粉末の原料から人工飼料を作る<拡大><動画再生>
協力 埼玉県立豊岡高校

  はじめて人工飼料が作られたのは戦前の中国東北地方である。特産物の大豆を使って蚕を飼うというアイデアを竹村さんという方が試みて成功したという新聞記事が残されている。
  初めて科学的に立証されたのは 1960年,伊藤智雄と福田紀文の2つのグループが別個に試み,全齢飼育に成功した。初期の人工飼料による蚕の飼育成績は,クワ葉育にくらべてかなり劣っていたが,これを契機として蚕の栄養学の研究が急速に進んだ。本学の向山文雄名誉教授や濱野國勝教授らの研究も加わり,飼料価値を格段に向上させることができ,数年で実用の域に達することができた。蚕糸技術者たちは実用化研究に拍車をかけ,数年で実用可能なレベルに達した。伊藤は,蚕の人工飼料のもつべき必須条件として,つぎの4項目を挙げている。

 

  @カイコに必要な栄養素を必要な量だけ含むこと=炭水化物,タンパク質,脂質,無機要素,ビタミンなどの五大要素について,必要量が解明されたばかりでなく,これらの給源になる材料として,大豆油粕,蔗糖,でんぷん,ダイズ油,ステロール,無機物,パルプ類などの含有割合などから,カイコに適合した飼料の調整が行われた。

  A飼料の物理的性質=飼料の硬さ,水分率などについての蚕の側からの要求がかなりうるさく,結局各種原料の混合物に,整形剤として,少量の寒天を加えることとし,水分率はクワ葉の含有する水分率にほぼ近い75%を基準とすればよいこともわかった。

  B飼料を腐らせないこと=人工飼料は培養基の塊のようなものなので,細菌やカビが繁殖しやすい。そのため抗生物質や防腐剤などを添加する必要があるが,しかし多いと蚕が嫌う。そこで腐らせないし,蚕が食べてくれる適量が見出された。また,無菌飼育器またはこれに近い清浄室で飼育する方法も考案され,これが蚕の病気の研究と感染防除に予想外の効果をあげることになった。

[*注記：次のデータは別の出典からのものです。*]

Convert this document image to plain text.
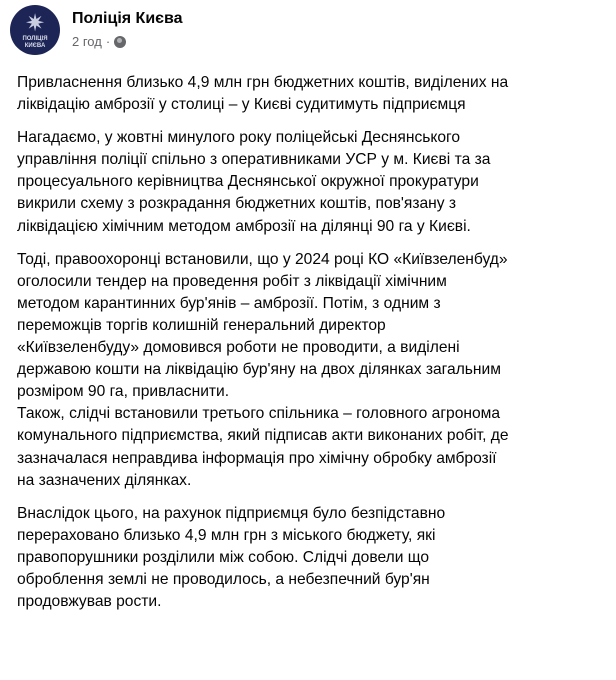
✷
ПОЛІЦІЯ
КИЄВА
Поліція Києва
2 год ·

Привласнення близько 4,9 млн грн бюджетних коштів, виділених на
ліквідацію амброзії у столиці – у Києві судитимуть підприємця

Нагадаємо, у жовтні минулого року поліцейські Деснянського
управління поліції спільно з оперативниками УСР у м. Києві та за
процесуального керівництва Деснянської окружної прокуратури
викрили схему з розкрадання бюджетних коштів, пов'язану з
ліквідацією хімічним методом амброзії на ділянці 90 га у Києві.

Тоді, правоохоронці встановили, що у 2024 році КО «Київзеленбуд»
оголосили тендер на проведення робіт з ліквідації хімічним
методом карантинних бур'янів – амброзії. Потім, з одним з
переможців торгів колишній генеральний директор
«Київзеленбуду» домовився роботи не проводити, а виділені
державою кошти на ліквідацію бур'яну на двох ділянках загальним
розміром 90 га, привласнити.
Також, слідчі встановили третього спільника – головного агронома
комунального підприємства, який підписав акти виконаних робіт, де
зазначалася неправдива інформація про хімічну обробку амброзії
на зазначених ділянках.

Внаслідок цього, на рахунок підприємця було безпідставно
перераховано близько 4,9 млн грн з міського бюджету, які
правопорушники розділили між собою. Слідчі довели що
оброблення землі не проводилось, а небезпечний бур'ян
продовжував рости.
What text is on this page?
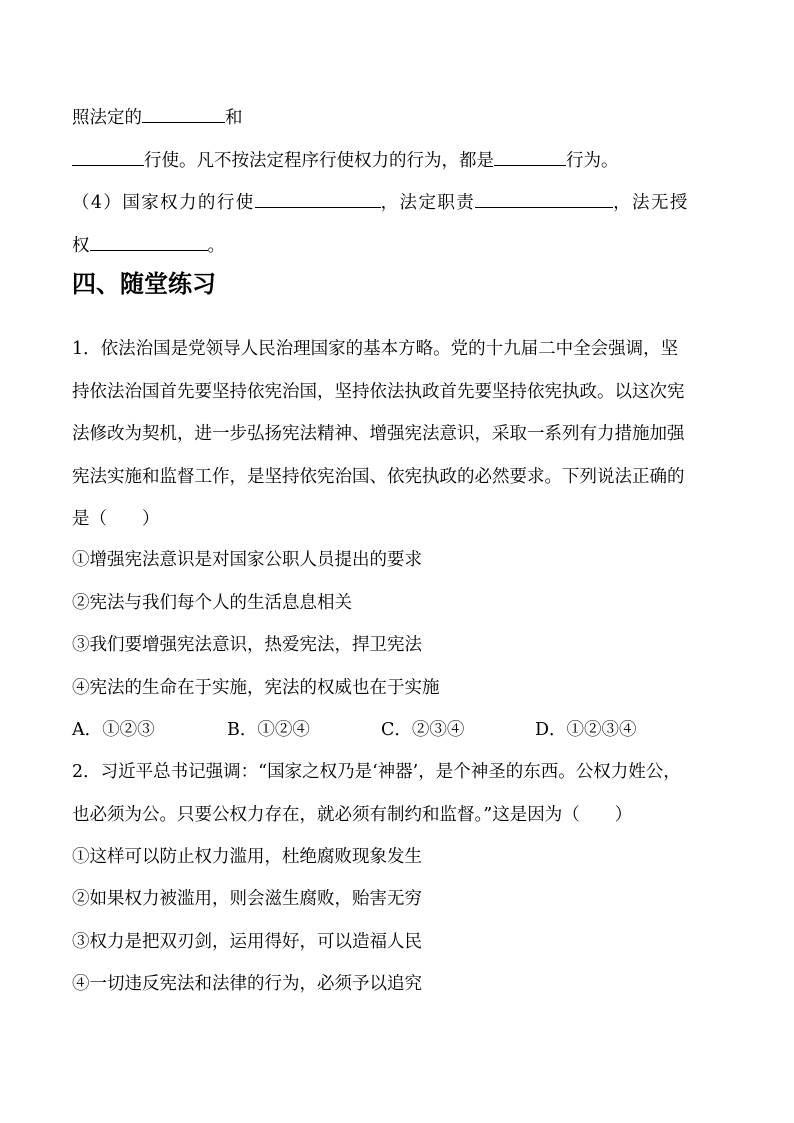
照法定的	和
行使。凡不按法定程序行使权力的行为，都是	行为。
（4）国家权力的行使	，法定职责	，法无授
权	。
四、随堂练习
1．依法治国是党领导人民治理国家的基本方略。党的十九届二中全会强调，坚
持依法治国首先要坚持依宪治国，坚持依法执政首先要坚持依宪执政。以这次宪
法修改为契机，进一步弘扬宪法精神、增强宪法意识，采取一系列有力措施加强
宪法实施和监督工作，是坚持依宪治国、依宪执政的必然要求。下列说法正确的
是（　　）
①增强宪法意识是对国家公职人员提出的要求
②宪法与我们每个人的生活息息相关
③我们要增强宪法意识，热爱宪法，捍卫宪法
④宪法的生命在于实施，宪法的权威也在于实施
A．①②③	B．①②④	C．②③④	D．①②③④
2．习近平总书记强调：“国家之权乃是‘神器’，是个神圣的东西。公权力姓公，
也必须为公。只要公权力存在，就必须有制约和监督。”这是因为（　　）
①这样可以防止权力滥用，杜绝腐败现象发生
②如果权力被滥用，则会滋生腐败，贻害无穷
③权力是把双刃剑，运用得好，可以造福人民
④一切违反宪法和法律的行为，必须予以追究
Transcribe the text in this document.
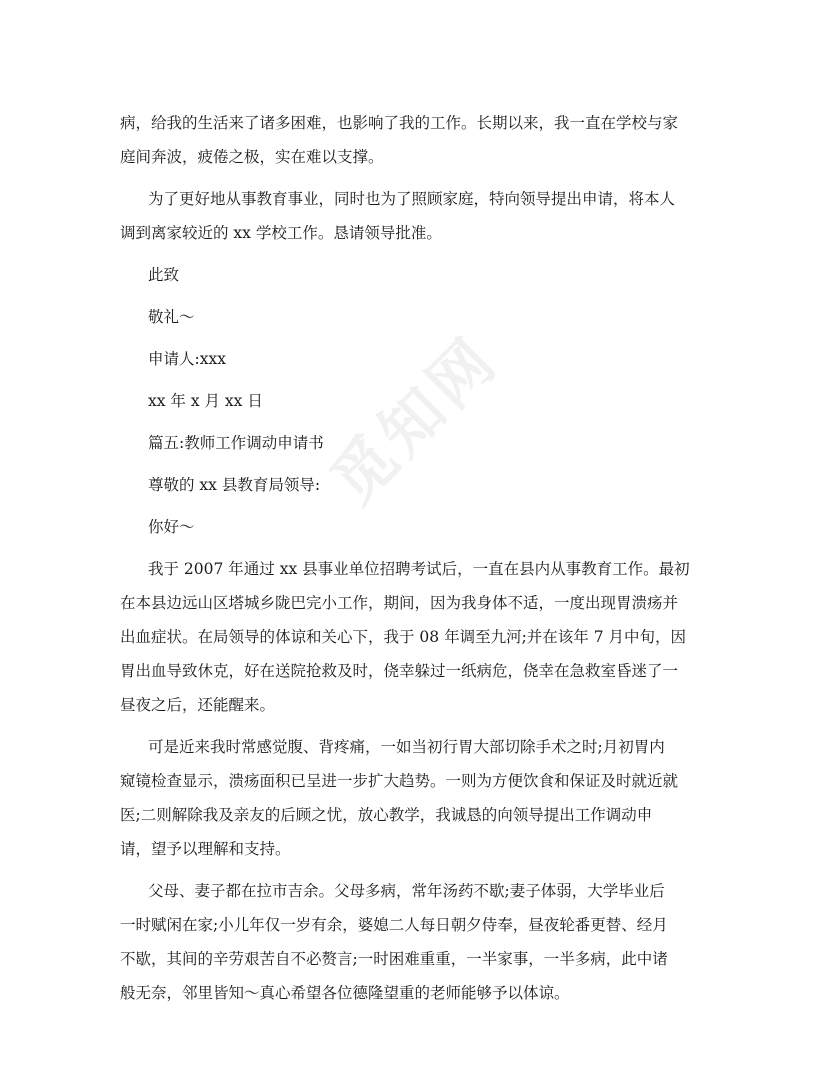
病，给我的生活来了诸多困难，也影响了我的工作。长期以来，我一直在学校与家
庭间奔波，疲倦之极，实在难以支撑。
为了更好地从事教育事业，同时也为了照顾家庭，特向领导提出申请，将本人
调到离家较近的 xx 学校工作。恳请领导批准。
此致
敬礼～
申请人:xxx
xx 年 x 月 xx 日
篇五:教师工作调动申请书
尊敬的 xx 县教育局领导:
你好～
我于 2007 年通过 xx 县事业单位招聘考试后，一直在县内从事教育工作。最初
在本县边远山区塔城乡陇巴完小工作，期间，因为我身体不适，一度出现胃溃疡并
出血症状。在局领导的体谅和关心下，我于 08 年调至九河;并在该年 7 月中旬，因
胃出血导致休克，好在送院抢救及时，侥幸躲过一纸病危，侥幸在急救室昏迷了一
昼夜之后，还能醒来。
可是近来我时常感觉腹、背疼痛，一如当初行胃大部切除手术之时;月初胃内
窥镜检查显示，溃疡面积已呈进一步扩大趋势。一则为方便饮食和保证及时就近就
医;二则解除我及亲友的后顾之忧，放心教学，我诚恳的向领导提出工作调动申
请，望予以理解和支持。
父母、妻子都在拉市吉余。父母多病，常年汤药不歇;妻子体弱，大学毕业后
一时赋闲在家;小儿年仅一岁有余，婆媳二人每日朝夕侍奉，昼夜轮番更替、经月
不歇，其间的辛劳艰苦自不必赘言;一时困难重重，一半家事，一半多病，此中诸
般无奈，邻里皆知～真心希望各位德隆望重的老师能够予以体谅。
觅知网
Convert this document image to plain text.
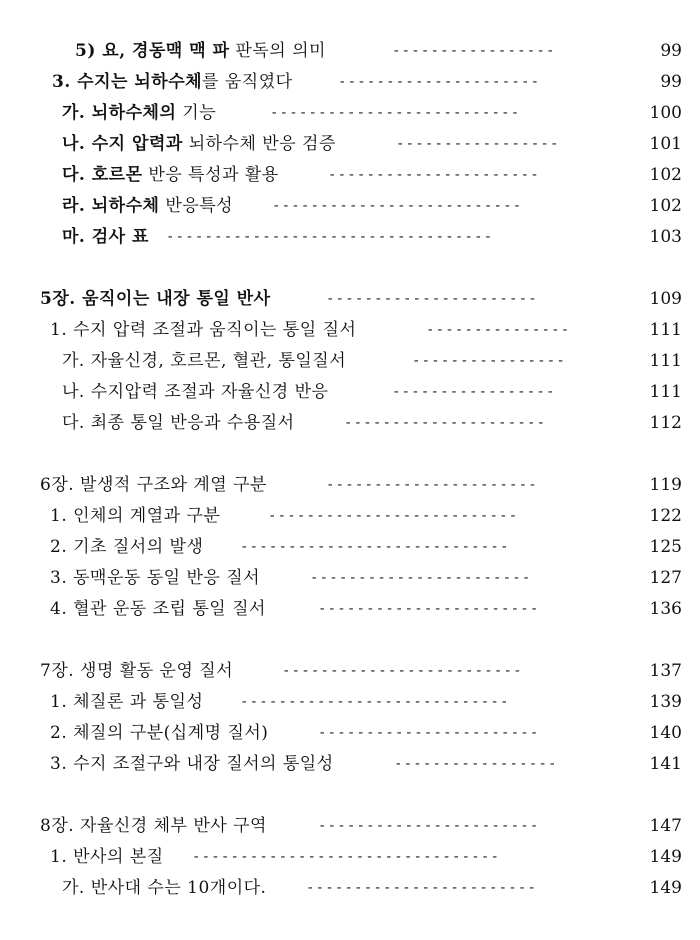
5) 요, 경동맥 맥 파 판독의 의미	-----------------	99
3. 수지는 뇌하수체를 움직였다	---------------------	99
가. 뇌하수체의 기능	--------------------------	100
나. 수지 압력과 뇌하수체 반응 검증	-----------------	101
다. 호르몬 반응 특성과 활용	----------------------	102
라. 뇌하수체 반응특성	--------------------------	102
마. 검사 표 ----------------------------------	103
5장. 움직이는 내장 통일 반사	----------------------	109
1. 수지 압력 조절과 움직이는 통일 질서	---------------	111
가. 자율신경, 호르몬, 혈관, 통일질서	----------------	111
나. 수지압력 조절과 자율신경 반응	-----------------	111
다. 최종 통일 반응과 수용질서	---------------------	112
6장. 발생적 구조와 계열 구분	----------------------	119
1. 인체의 계열과 구분	--------------------------	122
2. 기초 질서의 발생	----------------------------	125
3. 동맥운동 동일 반응 질서	-----------------------	127
4. 혈관 운동 조립 통일 질서	-----------------------	136
7장. 생명 활동 운영 질서	-------------------------	137
1. 체질론 과 통일성	----------------------------	139
2. 체질의 구분(십계명 질서)	-----------------------	140
3. 수지 조절구와 내장 질서의 통일성	-----------------	141
8장. 자율신경 체부 반사 구역	-----------------------	147
1. 반사의 본질 --------------------------------	149
가. 반사대 수는 10개이다.	------------------------	149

  Cカイコの嗜好に適したものであること=このためには鳥居や浜村,伊藤の研究が大いに役に立った。蚕は嫌いなものは食下しないことはいうまでもないことで,その為に少量の桑の葉の粉末を混ぜることにより解決した。また,味盲である前述の Sjやフダンソウを食べる蚕を基にした実用品種も育成された。


5 人工飼料育の普及


人工飼料による稚蚕飼育<拡大><動画再生>
協力 愛媛蚕種株式会社

  人工飼料の組成改善が一段と進み,飼育成績も桑に近いものが得られるようになってきた。しかし,人工飼料の開発によって養蚕が工業化し,農家から蚕が奪われると考える誤った認識が根強く,実用化が阻まれたというのが実態である。実用化可能な技術が完成してから数年を経た 1973年になってようやく公式のゴーサインがだされ,国および府県の蚕業試験場の技術者たちは,実用化のための人工飼料の研究にオフィシャルに取り組めるようになった。農林水産省では技術研究会を設置して,遅まきながら実用化のための検討に乗り出した。飼料の品質を保証するための検査体制,人工飼料飼育に適合した蚕品種の調査と指定,飼育施設,環境条件の整備,標準的な技術体系の設定などと,つぎつぎ必要な手が打たれた。

 


人工飼料による共同稚蚕飼育<拡大><動画再生>
協力 大胡稚蚕人工飼育センター

開発された技術が稚蚕飼育に許可されたのは,初めて科学的に立証されてから18年後の1978年であった。桑の葉での飼育は1日に最低でも2回蚕に与えなければならないが,人工飼料育にすれば1週間ほどかかる1〜2齢の稚蚕期全体で2〜3回しか餌をやらない。桑を摘むことも無く,労力が大幅に削減できるし,病気の防除に非常に大きな効果が認められるので,たちまち全国にひろがった。しかし,時既に遅く,養蚕製糸業の退勢は蔽うべくも無かった。工業製品のコストを下げる最大の要因であるスケールメリットが既に失われていたのである。飼料のコストがクワよりも高くつくので,所要量の少ない1〜2齢期だけ人工飼料を給与して飼育しているのが現状であり,その後の養蚕の衰退を許す結果となってしまった。

 

6 広食性蚕の実用化

  先に説明した味盲の蚕を実用化して,廉価な人工飼料を作る試みもなされた。蚕の人工飼料のコストを下げるために安く手に入る家畜用飼料原料を使った人工飼料と,それを食べる広食性蚕品種の育成が同時に進行し,線形計画法による最も安く,栄養価も高い飼料の開発とリンゴを齧る指定品種が実現した。この組み合わせにより,ほとんど無菌の状態でオートマチックに飼育できる昆虫工場も本学の蜷木 理教授等により考案され,こういったシステムにより現在ではネコインターフェロンが量産されている。